Other people are our habitat, without them we are like fish without water. In order for our being to be not only a physical existence, we must meet its confirmation from others, receive their messages: “I see you”, “I hear you”, “you are significant to me”.
Is this the kind of social “stroking” that Eric Berne, the creator of transactional analysis, writes about?
Yes, they are. Psychologists have done a lot of communication. Berne talks about the need for physical contact with other people, that is, literal pats, hugs, or pats on the back, for example, that we can only get from others.
He then expands this concept by calling “stroking” the recognition of the presence of another person in any form.
Abraham Maslow, one of the founders of humanistic psychology, also writes about the need for recognition. There are two levels in his “pyramid of needs” that are clearly related to communication: the need for “belonging”, a sense of community with others, and the need for recognition and approval. But if you look closely, then all other needs imply interaction.
A little lower is the level of “protection and security” – and we just talked about this. And higher is “knowledge”—how far is it possible without teachers? Recognition in the team is one of the life goals that most of us, except for the already completely asocial types, are trying to achieve. In this case, the methods can be different – for someone it is a car, an expensive watch, something that everyone will see at once. And someone makes a discovery that ten people in the world can appreciate, but for him these are important people.
That is, it is important for us to receive praise, to amuse pride?
Absolutely not necessary. Praise is nice, of course. But from people whose opinion we listen to, we are ready to accept criticism. What is important here is not so much whether we are criticized or praised, but that we are discussing our common cause, which we are busy with. We strive to improve in it and consider this matter important for us and for others.
This is what makes life meaningful, and we can get this meaning only in mutual exchange with other people. When we unite with those with whom we are connected by common interests, aspirations, ideas about life, a synergistic effect arises: together we are not a sum, we are not even just something more.
One plus one is not two, but “green and round”: here there is not an increase in quantity, but a change in quality. A new quality appears that nourishes, “charges” all participants in the process.
And this is something without which one cannot be happy?

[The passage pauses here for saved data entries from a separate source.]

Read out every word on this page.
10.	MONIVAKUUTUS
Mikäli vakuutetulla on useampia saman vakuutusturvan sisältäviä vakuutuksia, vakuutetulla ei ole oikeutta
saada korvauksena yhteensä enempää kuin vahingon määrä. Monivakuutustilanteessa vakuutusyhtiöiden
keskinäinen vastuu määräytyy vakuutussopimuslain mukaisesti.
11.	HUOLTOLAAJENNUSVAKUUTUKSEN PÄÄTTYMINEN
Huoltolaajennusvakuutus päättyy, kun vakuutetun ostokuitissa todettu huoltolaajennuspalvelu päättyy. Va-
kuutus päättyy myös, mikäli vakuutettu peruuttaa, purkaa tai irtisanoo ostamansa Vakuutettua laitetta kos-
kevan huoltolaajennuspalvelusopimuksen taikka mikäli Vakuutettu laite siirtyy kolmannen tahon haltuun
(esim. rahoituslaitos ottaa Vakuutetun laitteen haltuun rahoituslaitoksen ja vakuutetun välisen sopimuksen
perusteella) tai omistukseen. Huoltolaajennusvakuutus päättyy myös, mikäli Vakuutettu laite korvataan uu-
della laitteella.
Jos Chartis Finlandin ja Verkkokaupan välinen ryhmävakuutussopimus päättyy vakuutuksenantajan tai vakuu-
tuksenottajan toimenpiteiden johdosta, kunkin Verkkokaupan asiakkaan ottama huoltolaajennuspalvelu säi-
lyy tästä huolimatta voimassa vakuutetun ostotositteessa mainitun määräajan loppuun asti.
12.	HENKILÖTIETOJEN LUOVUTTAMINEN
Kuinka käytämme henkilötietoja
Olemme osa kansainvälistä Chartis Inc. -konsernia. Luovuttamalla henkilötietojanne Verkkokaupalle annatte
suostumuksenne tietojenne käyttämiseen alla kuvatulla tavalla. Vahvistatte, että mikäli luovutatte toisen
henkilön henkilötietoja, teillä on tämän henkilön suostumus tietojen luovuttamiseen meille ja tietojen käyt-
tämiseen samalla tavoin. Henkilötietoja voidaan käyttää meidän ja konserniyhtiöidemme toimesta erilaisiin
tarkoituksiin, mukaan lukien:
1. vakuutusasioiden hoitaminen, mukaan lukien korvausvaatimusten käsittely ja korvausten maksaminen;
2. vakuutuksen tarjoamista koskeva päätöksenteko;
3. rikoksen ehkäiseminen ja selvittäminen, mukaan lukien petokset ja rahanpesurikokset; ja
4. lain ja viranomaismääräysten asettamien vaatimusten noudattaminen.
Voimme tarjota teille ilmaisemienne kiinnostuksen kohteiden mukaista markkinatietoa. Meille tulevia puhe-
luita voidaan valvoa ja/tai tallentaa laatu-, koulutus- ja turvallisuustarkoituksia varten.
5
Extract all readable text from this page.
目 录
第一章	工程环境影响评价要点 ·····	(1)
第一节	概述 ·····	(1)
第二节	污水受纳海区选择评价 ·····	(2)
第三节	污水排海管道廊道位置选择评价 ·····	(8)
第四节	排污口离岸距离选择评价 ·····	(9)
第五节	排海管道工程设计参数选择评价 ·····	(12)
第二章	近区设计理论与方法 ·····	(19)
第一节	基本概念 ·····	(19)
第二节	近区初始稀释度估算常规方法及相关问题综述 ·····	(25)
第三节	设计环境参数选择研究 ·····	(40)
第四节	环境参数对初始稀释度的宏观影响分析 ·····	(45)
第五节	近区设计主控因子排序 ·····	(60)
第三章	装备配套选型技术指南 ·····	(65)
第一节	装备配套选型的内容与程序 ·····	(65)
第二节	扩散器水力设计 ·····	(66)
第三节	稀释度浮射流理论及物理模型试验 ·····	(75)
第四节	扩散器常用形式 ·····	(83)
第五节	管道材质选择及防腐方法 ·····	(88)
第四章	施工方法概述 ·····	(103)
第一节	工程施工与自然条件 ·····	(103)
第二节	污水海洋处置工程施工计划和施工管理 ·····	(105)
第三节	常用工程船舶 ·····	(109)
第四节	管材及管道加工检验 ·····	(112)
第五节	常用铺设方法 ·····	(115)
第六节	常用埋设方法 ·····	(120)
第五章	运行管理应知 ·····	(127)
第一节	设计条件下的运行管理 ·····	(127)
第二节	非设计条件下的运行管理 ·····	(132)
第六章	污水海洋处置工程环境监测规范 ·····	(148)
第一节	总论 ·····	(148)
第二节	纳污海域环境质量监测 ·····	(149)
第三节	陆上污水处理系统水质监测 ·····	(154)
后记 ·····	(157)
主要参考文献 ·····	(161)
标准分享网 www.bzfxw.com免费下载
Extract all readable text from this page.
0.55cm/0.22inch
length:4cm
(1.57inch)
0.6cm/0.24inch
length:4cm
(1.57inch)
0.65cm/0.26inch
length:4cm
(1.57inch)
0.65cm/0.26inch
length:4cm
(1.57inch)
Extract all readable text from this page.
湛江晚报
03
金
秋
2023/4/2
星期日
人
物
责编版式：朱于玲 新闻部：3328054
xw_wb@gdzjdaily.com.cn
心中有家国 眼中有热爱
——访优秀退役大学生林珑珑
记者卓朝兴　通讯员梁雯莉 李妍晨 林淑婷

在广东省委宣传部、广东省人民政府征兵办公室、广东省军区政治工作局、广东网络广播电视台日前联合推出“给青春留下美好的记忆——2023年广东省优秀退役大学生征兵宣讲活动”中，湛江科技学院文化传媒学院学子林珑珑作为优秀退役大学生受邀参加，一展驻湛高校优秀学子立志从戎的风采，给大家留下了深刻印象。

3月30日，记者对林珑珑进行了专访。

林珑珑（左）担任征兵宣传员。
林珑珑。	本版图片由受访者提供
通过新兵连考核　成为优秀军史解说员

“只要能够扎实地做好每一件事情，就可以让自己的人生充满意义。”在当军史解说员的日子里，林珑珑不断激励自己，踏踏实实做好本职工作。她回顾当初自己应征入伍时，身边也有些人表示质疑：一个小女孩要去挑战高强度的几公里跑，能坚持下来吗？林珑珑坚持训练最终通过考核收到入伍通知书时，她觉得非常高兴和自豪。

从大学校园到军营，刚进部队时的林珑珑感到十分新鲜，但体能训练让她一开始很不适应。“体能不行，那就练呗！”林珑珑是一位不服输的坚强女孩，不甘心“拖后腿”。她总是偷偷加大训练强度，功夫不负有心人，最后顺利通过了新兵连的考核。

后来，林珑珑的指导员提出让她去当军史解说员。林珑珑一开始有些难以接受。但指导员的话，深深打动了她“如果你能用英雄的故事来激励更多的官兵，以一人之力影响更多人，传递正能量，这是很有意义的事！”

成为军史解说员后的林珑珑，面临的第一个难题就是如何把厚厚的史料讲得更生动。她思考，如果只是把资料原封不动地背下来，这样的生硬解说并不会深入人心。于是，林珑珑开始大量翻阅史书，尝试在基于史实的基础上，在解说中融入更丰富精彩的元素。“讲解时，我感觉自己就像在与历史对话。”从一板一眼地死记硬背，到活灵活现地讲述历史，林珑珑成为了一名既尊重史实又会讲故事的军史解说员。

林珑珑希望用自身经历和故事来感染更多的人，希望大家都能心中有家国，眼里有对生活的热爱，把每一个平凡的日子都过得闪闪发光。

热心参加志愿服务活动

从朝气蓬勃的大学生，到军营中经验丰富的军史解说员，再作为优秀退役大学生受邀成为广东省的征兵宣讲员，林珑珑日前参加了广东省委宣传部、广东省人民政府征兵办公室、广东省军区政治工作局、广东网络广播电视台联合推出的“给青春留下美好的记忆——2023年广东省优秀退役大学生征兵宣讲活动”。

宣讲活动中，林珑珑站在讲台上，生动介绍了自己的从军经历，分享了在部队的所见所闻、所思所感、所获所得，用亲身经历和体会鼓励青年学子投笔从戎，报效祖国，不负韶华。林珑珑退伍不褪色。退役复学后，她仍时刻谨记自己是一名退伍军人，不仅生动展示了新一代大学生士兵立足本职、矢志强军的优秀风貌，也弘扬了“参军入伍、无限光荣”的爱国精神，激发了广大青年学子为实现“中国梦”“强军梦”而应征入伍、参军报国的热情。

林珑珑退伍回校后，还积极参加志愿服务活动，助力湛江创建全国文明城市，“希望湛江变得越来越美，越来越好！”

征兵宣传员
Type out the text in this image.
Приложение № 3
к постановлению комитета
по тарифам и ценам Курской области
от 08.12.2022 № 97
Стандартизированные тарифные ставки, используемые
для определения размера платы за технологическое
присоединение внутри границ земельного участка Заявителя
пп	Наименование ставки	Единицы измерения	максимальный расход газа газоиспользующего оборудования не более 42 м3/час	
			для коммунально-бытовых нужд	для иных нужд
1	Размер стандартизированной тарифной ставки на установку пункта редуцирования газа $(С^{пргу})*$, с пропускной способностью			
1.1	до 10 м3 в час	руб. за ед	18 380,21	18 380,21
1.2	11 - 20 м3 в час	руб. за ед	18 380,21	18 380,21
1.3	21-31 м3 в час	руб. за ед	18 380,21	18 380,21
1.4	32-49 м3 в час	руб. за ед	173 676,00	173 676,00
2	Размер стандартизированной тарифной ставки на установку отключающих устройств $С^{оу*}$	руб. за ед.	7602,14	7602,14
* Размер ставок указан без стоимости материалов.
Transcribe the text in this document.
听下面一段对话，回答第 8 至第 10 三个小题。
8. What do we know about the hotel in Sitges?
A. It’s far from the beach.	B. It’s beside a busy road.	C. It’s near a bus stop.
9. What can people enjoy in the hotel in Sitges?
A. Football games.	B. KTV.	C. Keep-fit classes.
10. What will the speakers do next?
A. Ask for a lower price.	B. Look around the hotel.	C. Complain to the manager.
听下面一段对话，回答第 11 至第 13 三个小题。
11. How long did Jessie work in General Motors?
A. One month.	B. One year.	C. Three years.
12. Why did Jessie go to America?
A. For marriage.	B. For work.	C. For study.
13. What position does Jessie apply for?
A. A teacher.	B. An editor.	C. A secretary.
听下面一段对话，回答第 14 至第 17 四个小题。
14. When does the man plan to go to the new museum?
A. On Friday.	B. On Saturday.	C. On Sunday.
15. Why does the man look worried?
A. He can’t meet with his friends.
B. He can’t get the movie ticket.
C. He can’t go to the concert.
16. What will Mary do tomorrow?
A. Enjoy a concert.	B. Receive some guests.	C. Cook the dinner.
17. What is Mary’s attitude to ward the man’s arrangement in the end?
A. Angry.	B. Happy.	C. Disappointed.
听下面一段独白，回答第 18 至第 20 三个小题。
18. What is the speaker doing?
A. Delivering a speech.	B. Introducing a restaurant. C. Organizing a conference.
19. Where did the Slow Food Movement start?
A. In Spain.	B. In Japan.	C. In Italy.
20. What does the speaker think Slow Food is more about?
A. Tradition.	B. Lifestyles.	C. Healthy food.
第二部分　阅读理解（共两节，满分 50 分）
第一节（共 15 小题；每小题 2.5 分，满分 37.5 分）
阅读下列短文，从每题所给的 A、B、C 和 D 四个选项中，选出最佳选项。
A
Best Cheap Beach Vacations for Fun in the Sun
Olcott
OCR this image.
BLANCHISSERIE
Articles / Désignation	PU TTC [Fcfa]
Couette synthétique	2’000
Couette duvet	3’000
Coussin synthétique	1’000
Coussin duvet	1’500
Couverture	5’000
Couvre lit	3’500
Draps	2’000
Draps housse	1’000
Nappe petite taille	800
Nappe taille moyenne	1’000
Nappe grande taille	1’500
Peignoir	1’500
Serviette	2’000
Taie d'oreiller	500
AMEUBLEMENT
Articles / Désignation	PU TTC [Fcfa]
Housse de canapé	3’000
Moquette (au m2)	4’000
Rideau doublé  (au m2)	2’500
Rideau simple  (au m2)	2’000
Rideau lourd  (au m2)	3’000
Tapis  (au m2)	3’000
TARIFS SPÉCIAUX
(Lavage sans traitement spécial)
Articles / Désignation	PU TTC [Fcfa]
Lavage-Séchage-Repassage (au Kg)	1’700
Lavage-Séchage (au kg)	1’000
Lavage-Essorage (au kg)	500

I will answer the question with a question: can you be happy without feeling alive? You can do without joint activity, without communication, but without this it is impossible to feel truly alive. Happiness is related to love. And you can only know that I love if there is someone I love. But love does not belong to me or him, it arises between us.
Only through mutual reflection and penetration with others do I understand something deep in myself. We get to know ourselves through other people. This is not only about romantic relationships, it’s about friendship, creativity, communication. All this gives our life an individual meaning and reduces existential anxiety from the horror of death, from loneliness, from the infinity of the Universe.
When together with others we do what is important for us, this is an increase in goodness, meaning, happiness. The universe becomes more meaningful for us – and this is a different picture of the world.
About expert
Inna Khamitova – Head of the Center for Systemic Family Psychotherapy, emotionally focused therapist, permanent expert for the journal Psychologies.